Tetapi ini semua tidaklah berarti bahwa madzhab Mu'tazilah itu mengingkari setiap hadis sahih, mereka hanya mengingkari hadis-hadis yang bertentangan dengan prinsip-prinsip madzhab mereka saja, atau yang bertolak belakang dengan pandangan-pandang¬an mereka yang rasional itu. Di luar itu, dalam tafsirnya mereka juga menyandarkan pada tafsir bil-ma'tsur, selama tidak bertentangan dengan keyakinan mereka. Ini ditunjukkan oleh kenyataan bahwa Imam az-Zamakhsyari, seorang maha guru mufassir mereka yang terpenting yang kita ketahui, kitab tafsirnya banyak dipenuhi oleh hadis-hadis sahih, dan beliau juga mengutip dari para sahabat dan tabi'in, tetapi tentu saja yang tidak bertolak belakang dengan madzhabnya yang i'tizal itu. Kitab beliau ini adalah kitab tafsir besar yang sudah sering dicetak ulang dan banyak beredar di kalangan ahli ilmu.
C. KLAIM MU'TAZILAH ATAS KEBENARAN
Madzhab Mu'tazilah mengatakan bahwa ketentuan hukum itu adalah apa yang dikemukakan oleh setiap mujtahid. Berarti jika para mujtahid telah melakukan ijtihad mengenai sesuatu masalah yang baru, maka hukum yang dikehendaki oleh Allah SWT ada pada pemikiran setiap mujtahid. Berdasarkan hal ini, mereka pun menganggap bahwa sebuah ayat yang mengandung bermacam-macam kemungkinan penafsiran, maka hukum yang bisa ditarik dari ayat itu adalah menurut semua kemungkinan-kemungkinan tersebut, yang me¬reka nyatakan sebagai yang dikehendaki oleh Allah SWT. Tapi mereka memutuskan akan tidak adanya kemungkinan penafsir yang mereka nyatakan sebagai yang dikehendaki oleh Allah SWT. Tapi mereka memutuskan akan tidak adanya kemungkinan penafsiran yang menyalahi prinsip-prinsip dan pandangan-pandangan mereka; dengan kata lain, semua pendapat mereka itu adalah apa yang dikehendaki oleh Allah SWT.
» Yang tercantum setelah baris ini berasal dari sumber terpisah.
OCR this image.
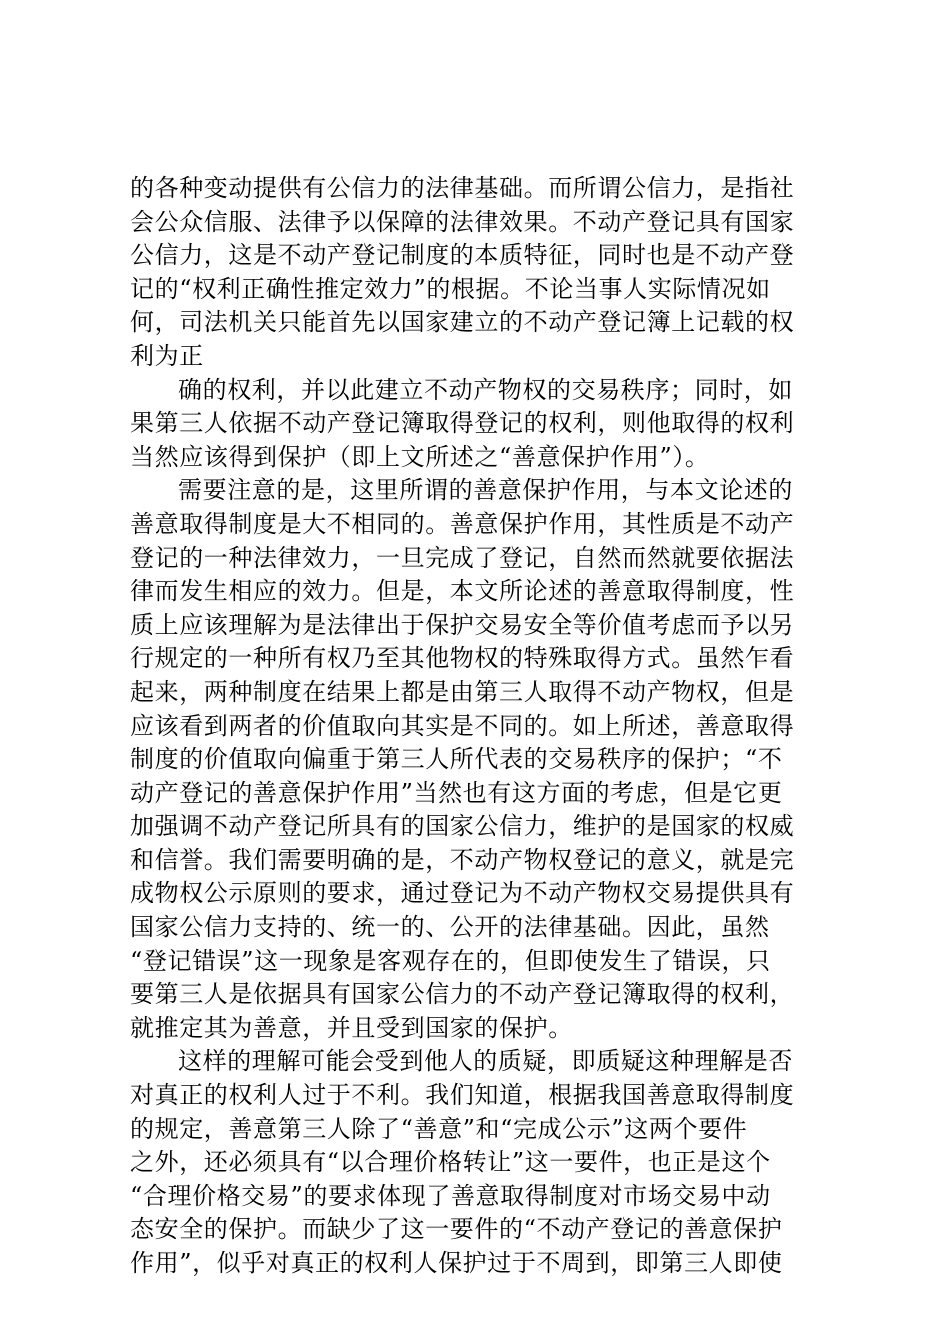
的各种变动提供有公信力的法律基础。而所谓公信力，是指社
会公众信服、法律予以保障的法律效果。不动产登记具有国家
公信力，这是不动产登记制度的本质特征，同时也是不动产登
记的“权利正确性推定效力”的根据。不论当事人实际情况如
何，司法机关只能首先以国家建立的不动产登记簿上记载的权
利为正

确的权利，并以此建立不动产物权的交易秩序；同时，如
果第三人依据不动产登记簿取得登记的权利，则他取得的权利
当然应该得到保护（即上文所述之“善意保护作用”）。

需要注意的是，这里所谓的善意保护作用，与本文论述的
善意取得制度是大不相同的。善意保护作用，其性质是不动产
登记的一种法律效力，一旦完成了登记，自然而然就要依据法
律而发生相应的效力。但是，本文所论述的善意取得制度，性
质上应该理解为是法律出于保护交易安全等价值考虑而予以另
行规定的一种所有权乃至其他物权的特殊取得方式。虽然乍看
起来，两种制度在结果上都是由第三人取得不动产物权，但是
应该看到两者的价值取向其实是不同的。如上所述，善意取得
制度的价值取向偏重于第三人所代表的交易秩序的保护；“不
动产登记的善意保护作用”当然也有这方面的考虑，但是它更
加强调不动产登记所具有的国家公信力，维护的是国家的权威
和信誉。我们需要明确的是，不动产物权登记的意义，就是完
成物权公示原则的要求，通过登记为不动产物权交易提供具有
国家公信力支持的、统一的、公开的法律基础。因此，虽然
“登记错误”这一现象是客观存在的，但即使发生了错误，只
要第三人是依据具有国家公信力的不动产登记簿取得的权利，
就推定其为善意，并且受到国家的保护。

这样的理解可能会受到他人的质疑，即质疑这种理解是否
对真正的权利人过于不利。我们知道，根据我国善意取得制度
的规定，善意第三人除了“善意”和“完成公示”这两个要件
之外，还必须具有“以合理价格转让”这一要件，也正是这个
“合理价格交易”的要求体现了善意取得制度对市场交易中动
态安全的保护。而缺少了这一要件的“不动产登记的善意保护
作用”，似乎对真正的权利人保护过于不周到，即第三人即使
Paham ini jelas menyalahi madzhab Ahlus Sunnah yang bersikap rendah hati terhadap nash-nash Ilahi. Para pemikir Ahlus Sunnah menganggap bahwa setiap ayat al-Qur'an hanya mempunyai satu makna saja, yaitu makna yang dikehendaki oleh Allah SWT. Selain makna tersebut, semua kemungkinan makna yang lain hanyalah hasil upaya para mujtahid saja, yang kadang-kadang bisa benar dan kadang-kadang bisa salah. Baik salah atau pun benar, sang mujtahid akan mendapatkan pahala atas upaya ijtihadnya, dengan pahala yang berbeda.
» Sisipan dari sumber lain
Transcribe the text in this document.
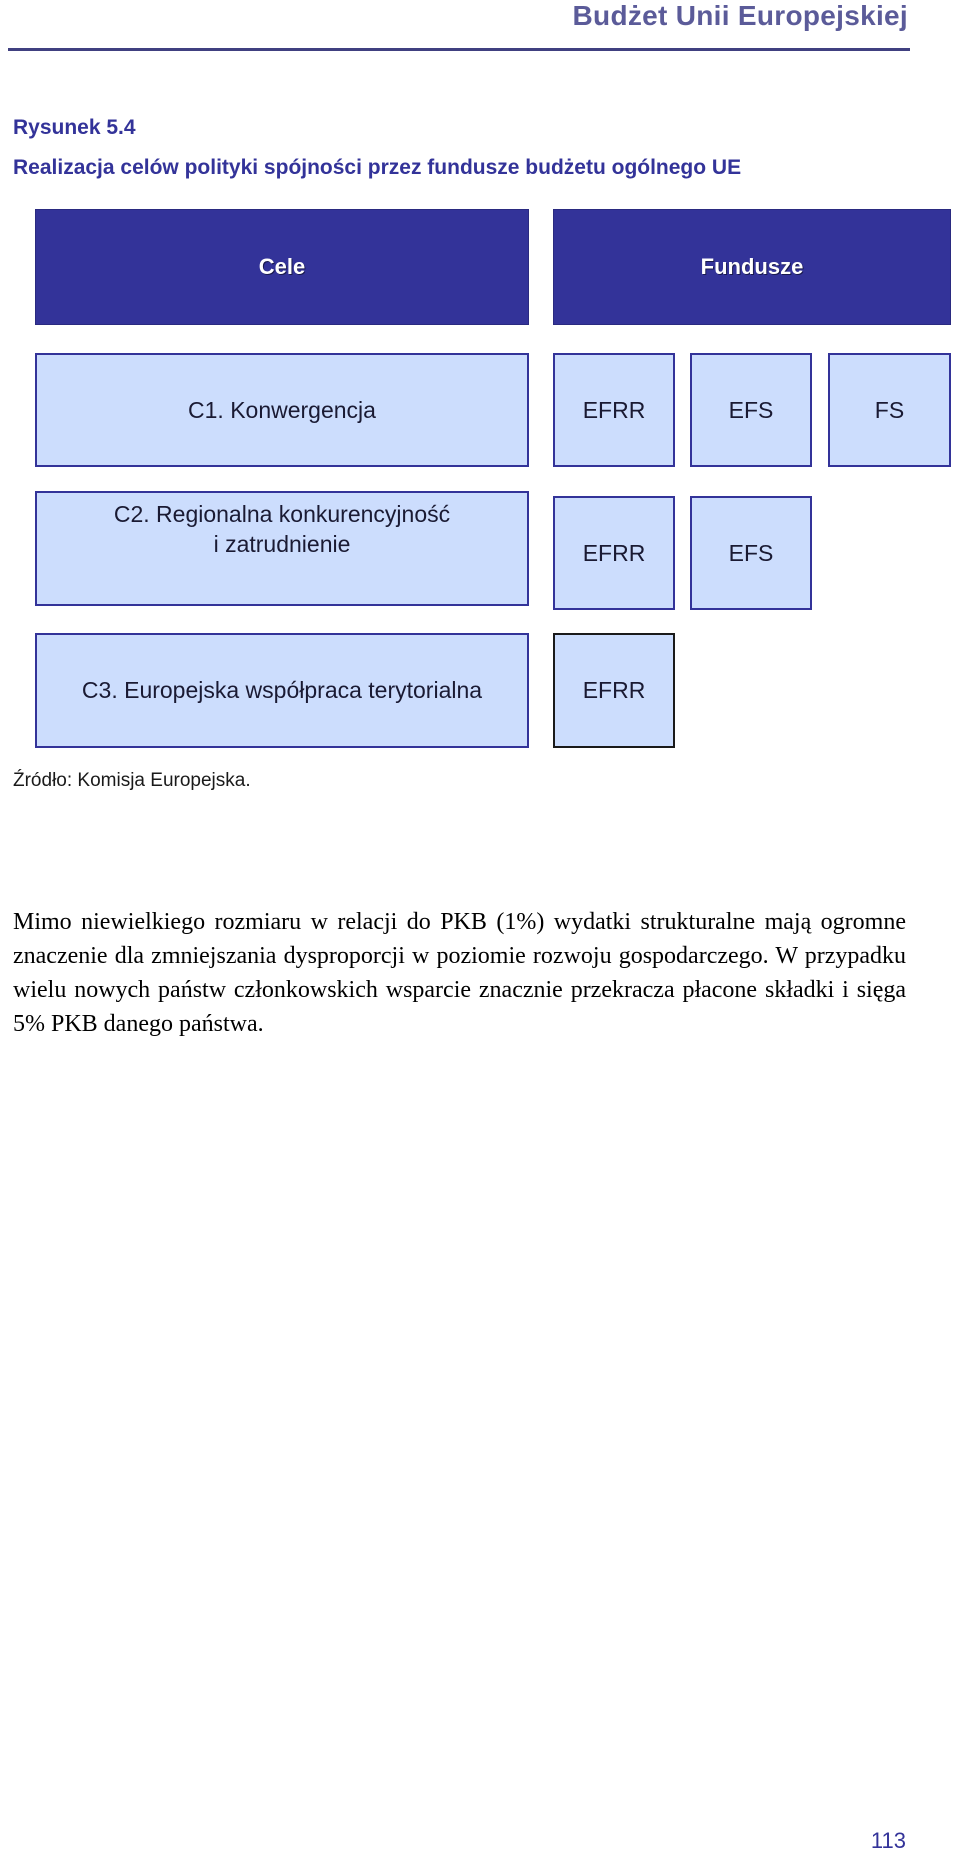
Budżet Unii Europejskiej
Rysunek 5.4
Realizacja celów polityki spójności przez fundusze budżetu ogólnego UE
Cele	Fundusze
C1. Konwergencja	EFRR	EFS	FS
C2. Regionalna konkurencyjność
i zatrudnienie	EFRR	EFS
C3. Europejska współpraca terytorialna	EFRR
Źródło: Komisja Europejska.

Mimo niewielkiego rozmiaru w relacji do PKB (1%) wydatki strukturalne mają ogromne znaczenie dla zmniejszania dysproporcji w poziomie rozwoju gospodarczego. W przypadku wielu nowych państw członkowskich wsparcie znacznie przekracza płacone składki i sięga 5% PKB danego państwa.

113
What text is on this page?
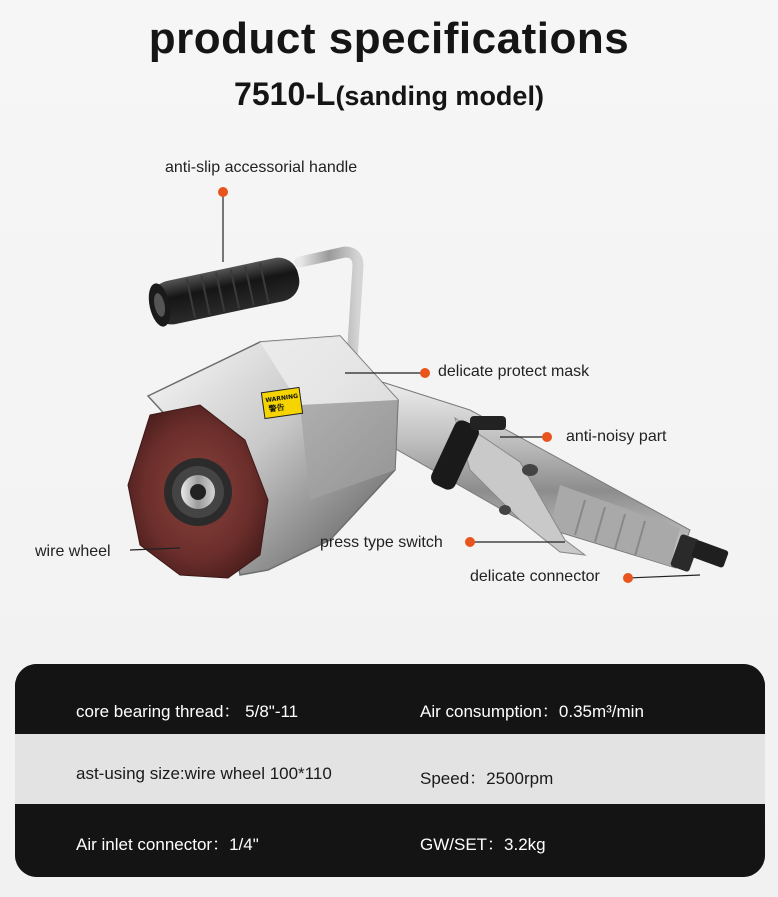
product specifications
7510-L(sanding model)
WARNING
警告
anti-slip accessorial handle
delicate protect mask
anti-noisy part
wire wheel
press type switch
delicate connector
core bearing thread： 5/8"-11	Air consumption：0.35m³/min
ast-using size:wire wheel 100*110	Speed：2500rpm
Air inlet connector：1/4"	GW/SET：3.2kg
D. MU'TAZILAH DAN PRINSIP-PRINSIP KEBAHASAAN
Apabila kita perhatikan dengan cermat tafsir-tafsir Mu'tazilah, niscaya akan kita jumpai perkara yang sangat mengherankan, yakni bahwa mereka senantiasa berdaya-upaya agar al-Qur'an itu tidak menghalangi tegaknya kaidah-kaidah dan prinsip-prinsip pemikiran mereka. Bahkan sebaliknya mereka menyatakan bahwa al-Qur'an mengandung dalil-dalil yang pasti yang menguatkan keyakinan-keyakinan mereka. Untuk menjamin pernyataan tersebut, apabila mereka menjumpai lafaz-lafaz al-Qur'an yang kontradiktif dengan salah satu prinsip mereka, mereka berupaya untuk mencari arti lain dari lafaz tersebut, yang sesuai dengan akidah mereka, dengan cara mencari bukti kesaksian dari bahasa dan syair-syair Arab kuno. Misalnya dalam menafsirkan firman Allah SWT:
و كذلك جعلنا لكل نبي عدوا من المجرمين
(Dan demikianlah Kami jadikan bagi setiap Nabi musuh dari kalangan orang-orang yang jahat), (QS, al-Furqan: 31).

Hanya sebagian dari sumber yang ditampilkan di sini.